Will 110 gal of water ruin my foundation?

I just purchased two of WaterPrepared’s 55 gal water tanks: https://waterprepared.com/products/blue-55-gallon-water-storage-tank. My plan was to store them in a corner of our outdoor shed, which is built on a concrete foundation. When I went to clear out that part of the shed, I noticed that there is severe cracking in the foundation all along the wall. See photo.


I don’t know if this is caused by:

1) the 400 lbs of water that is already stored on that side of the shed in 5 gal containers. But the water wasn’t stored in that corner–the row of 5 gal containers starts on the cardboard on the left side of the photo.

2) the current drought which is drying up our clay soil so that it contracts underneath the foundation. This is a major problem in our area; we have to put soaker hoses around our home’s slab foundation to keep it evenly moist or it will crack. We don’t have soaker hoses around the shed.
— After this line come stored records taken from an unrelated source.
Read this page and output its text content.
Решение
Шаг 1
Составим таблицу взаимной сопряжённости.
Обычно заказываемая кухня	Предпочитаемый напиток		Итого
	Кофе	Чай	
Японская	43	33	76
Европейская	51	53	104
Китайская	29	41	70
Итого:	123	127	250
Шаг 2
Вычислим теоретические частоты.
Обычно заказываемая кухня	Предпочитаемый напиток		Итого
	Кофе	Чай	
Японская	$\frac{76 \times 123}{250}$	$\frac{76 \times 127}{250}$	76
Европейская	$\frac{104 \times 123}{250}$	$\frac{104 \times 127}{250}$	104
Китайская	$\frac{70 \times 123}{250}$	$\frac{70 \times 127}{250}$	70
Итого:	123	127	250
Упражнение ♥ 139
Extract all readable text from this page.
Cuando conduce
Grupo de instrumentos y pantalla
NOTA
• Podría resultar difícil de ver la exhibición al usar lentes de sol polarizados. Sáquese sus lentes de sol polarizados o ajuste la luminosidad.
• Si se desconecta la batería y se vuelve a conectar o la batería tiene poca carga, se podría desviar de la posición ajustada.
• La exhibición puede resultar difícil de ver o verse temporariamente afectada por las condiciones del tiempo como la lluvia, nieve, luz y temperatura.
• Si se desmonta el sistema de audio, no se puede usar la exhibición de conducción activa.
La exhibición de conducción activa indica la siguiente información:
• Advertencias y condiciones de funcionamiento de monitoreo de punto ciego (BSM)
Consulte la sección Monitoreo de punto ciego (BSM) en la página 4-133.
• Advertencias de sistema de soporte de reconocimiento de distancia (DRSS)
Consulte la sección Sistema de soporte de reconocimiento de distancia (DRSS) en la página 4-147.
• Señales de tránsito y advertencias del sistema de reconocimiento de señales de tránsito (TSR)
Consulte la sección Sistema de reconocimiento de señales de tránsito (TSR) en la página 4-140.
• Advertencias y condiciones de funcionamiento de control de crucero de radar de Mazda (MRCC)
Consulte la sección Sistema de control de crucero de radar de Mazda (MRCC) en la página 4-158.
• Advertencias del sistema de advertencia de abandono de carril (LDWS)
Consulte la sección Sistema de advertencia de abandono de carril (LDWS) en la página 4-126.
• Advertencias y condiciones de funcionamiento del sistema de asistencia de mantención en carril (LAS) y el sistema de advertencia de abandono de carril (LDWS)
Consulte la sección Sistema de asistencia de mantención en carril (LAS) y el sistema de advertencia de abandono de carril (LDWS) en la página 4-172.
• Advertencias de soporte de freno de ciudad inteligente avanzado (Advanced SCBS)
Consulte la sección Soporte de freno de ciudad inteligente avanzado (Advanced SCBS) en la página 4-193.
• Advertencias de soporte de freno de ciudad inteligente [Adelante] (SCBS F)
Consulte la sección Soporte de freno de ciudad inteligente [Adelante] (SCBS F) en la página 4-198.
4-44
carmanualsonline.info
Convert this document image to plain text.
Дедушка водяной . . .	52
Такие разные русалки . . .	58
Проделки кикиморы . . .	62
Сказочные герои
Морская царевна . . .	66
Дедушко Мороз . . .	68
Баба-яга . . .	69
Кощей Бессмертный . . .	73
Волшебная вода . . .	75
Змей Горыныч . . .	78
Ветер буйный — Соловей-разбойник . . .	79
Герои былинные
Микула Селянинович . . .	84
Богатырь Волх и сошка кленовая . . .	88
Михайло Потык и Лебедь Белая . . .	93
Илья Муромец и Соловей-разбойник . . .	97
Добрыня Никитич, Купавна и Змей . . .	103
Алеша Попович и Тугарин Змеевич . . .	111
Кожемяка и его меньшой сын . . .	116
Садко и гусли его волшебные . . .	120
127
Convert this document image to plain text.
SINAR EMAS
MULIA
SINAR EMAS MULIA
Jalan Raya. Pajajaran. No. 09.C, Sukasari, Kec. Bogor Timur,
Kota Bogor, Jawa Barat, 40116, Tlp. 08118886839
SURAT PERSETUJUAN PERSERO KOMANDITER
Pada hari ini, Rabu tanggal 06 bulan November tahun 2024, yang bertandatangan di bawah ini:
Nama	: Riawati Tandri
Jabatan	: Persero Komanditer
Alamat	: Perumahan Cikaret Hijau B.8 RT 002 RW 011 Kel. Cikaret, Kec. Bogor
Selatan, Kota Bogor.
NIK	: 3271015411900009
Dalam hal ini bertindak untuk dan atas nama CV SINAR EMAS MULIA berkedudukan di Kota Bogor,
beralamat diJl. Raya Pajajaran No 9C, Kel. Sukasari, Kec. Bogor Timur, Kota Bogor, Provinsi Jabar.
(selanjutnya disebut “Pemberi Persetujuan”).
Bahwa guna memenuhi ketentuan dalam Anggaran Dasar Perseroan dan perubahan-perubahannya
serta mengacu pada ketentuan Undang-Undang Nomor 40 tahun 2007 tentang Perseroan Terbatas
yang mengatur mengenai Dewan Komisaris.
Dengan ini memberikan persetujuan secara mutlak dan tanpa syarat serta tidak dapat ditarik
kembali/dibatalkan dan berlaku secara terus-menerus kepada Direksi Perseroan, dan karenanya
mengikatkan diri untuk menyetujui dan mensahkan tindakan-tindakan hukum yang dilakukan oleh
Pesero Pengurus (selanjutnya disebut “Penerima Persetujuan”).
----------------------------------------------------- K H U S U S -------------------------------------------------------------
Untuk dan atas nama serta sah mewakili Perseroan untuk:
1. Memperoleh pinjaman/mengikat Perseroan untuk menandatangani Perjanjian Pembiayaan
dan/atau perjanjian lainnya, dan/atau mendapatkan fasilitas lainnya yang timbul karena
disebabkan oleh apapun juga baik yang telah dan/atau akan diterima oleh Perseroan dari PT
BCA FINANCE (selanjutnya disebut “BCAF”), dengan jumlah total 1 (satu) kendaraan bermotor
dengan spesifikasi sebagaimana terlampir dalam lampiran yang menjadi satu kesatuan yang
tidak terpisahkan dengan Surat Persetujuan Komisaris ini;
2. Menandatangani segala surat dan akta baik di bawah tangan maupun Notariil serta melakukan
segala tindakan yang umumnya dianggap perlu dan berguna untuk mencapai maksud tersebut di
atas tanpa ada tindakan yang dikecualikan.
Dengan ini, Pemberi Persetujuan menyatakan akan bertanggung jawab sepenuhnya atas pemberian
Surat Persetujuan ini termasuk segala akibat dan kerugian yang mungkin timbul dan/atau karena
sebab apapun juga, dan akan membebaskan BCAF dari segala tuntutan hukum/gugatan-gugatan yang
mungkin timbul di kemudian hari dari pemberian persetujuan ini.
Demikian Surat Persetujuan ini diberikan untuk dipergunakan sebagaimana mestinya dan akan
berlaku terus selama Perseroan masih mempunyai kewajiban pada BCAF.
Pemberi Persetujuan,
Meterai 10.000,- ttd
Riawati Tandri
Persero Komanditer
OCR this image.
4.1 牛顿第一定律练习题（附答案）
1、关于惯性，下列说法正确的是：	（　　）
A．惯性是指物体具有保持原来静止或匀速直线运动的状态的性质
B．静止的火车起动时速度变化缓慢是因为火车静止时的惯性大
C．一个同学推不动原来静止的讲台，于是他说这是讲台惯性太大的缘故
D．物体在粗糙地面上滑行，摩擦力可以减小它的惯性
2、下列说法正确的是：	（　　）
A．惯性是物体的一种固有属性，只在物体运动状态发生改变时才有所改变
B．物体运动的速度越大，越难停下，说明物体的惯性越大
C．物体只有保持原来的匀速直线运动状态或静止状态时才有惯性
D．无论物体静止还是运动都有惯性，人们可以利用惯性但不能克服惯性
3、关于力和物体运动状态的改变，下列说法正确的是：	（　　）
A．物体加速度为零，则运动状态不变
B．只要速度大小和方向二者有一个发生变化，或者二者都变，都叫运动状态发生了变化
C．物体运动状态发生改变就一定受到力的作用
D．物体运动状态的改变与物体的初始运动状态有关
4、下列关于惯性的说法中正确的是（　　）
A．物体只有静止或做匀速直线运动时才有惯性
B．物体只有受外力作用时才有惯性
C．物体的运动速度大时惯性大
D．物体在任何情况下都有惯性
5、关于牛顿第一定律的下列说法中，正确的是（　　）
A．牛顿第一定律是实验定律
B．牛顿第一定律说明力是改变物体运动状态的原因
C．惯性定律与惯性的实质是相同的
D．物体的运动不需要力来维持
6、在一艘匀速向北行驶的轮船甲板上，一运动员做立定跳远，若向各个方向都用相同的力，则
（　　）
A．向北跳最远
It’s only a shed, so I’m not very concerned about the foundation cracks. But I don’t want them to get majorly worse, like having that side of the shed sink 3 inches into the ground! Do I need to find a different place for the two 55 gal water tanks? Maybe putting them on the other side of the shed would be sufficient. I had hoped to be able to stack them in order to save space, which would mean about 900 lbs resting on about 4 sq. feet of space.


  • Comments (7)

    • 1

      Does the door, walls, and roof all look straight and level? Those might be signs of sinkage that would be an issue but maybe if those are all good then the crack might not mean it’s too bad… 

      I don’t know enough about foundation issues to know what might be causing it or if 900lbs of water would cause it to worsen.  I know too much water can cause issues, but I didn’t know that too little water could cause it as well. 

    • 2

      Hard to speculate. Place a straight edge across the crack, if both sides are level it is probably shrinkage, if not level it’s probably settling. The strength will depend mostly on how much reinforcement there is in the slab and how thick, for a shed maybe not much.

      At any rate, I’d at least lay down a couple of 4x4s to distribute the weight. Be careful, 500# up in the air could squash someone if it is unbalanced or gets that way.

      • 1

        Good tip to lay down some boards to distribute the weight. That would be an important tip to prevent further damage.

    • 3

      The pieces of concrete that have broken from the main slab will sink and continue to sink unless you repair the slab. Bad news, I know, but I speak from experience.

      Once I discovered the corner of my work shop slab had cracked and broken I stopped stacking anything in the corner, but the piece still sinks a little more after every heavy rain, and now after three years the corner of the shop (walls, ceiling, etc.) are sinking with it to the point the door doesn’t open or close properly.

      Getting a quote for repair, but have been told it will have to be cut away, dug up, and re-poured. If they find the foundation underneath (if there is one but not likely) is also broken, the cost will go up.

      • 1

        Thanks for the feedback!

      • 2

        If it is just a small detached shed, the foundation probably is not very thick. Might be a fun project to dig out the sides and pour in more cement to stabilize it. Should be much safer to do on your own than doing it on your house.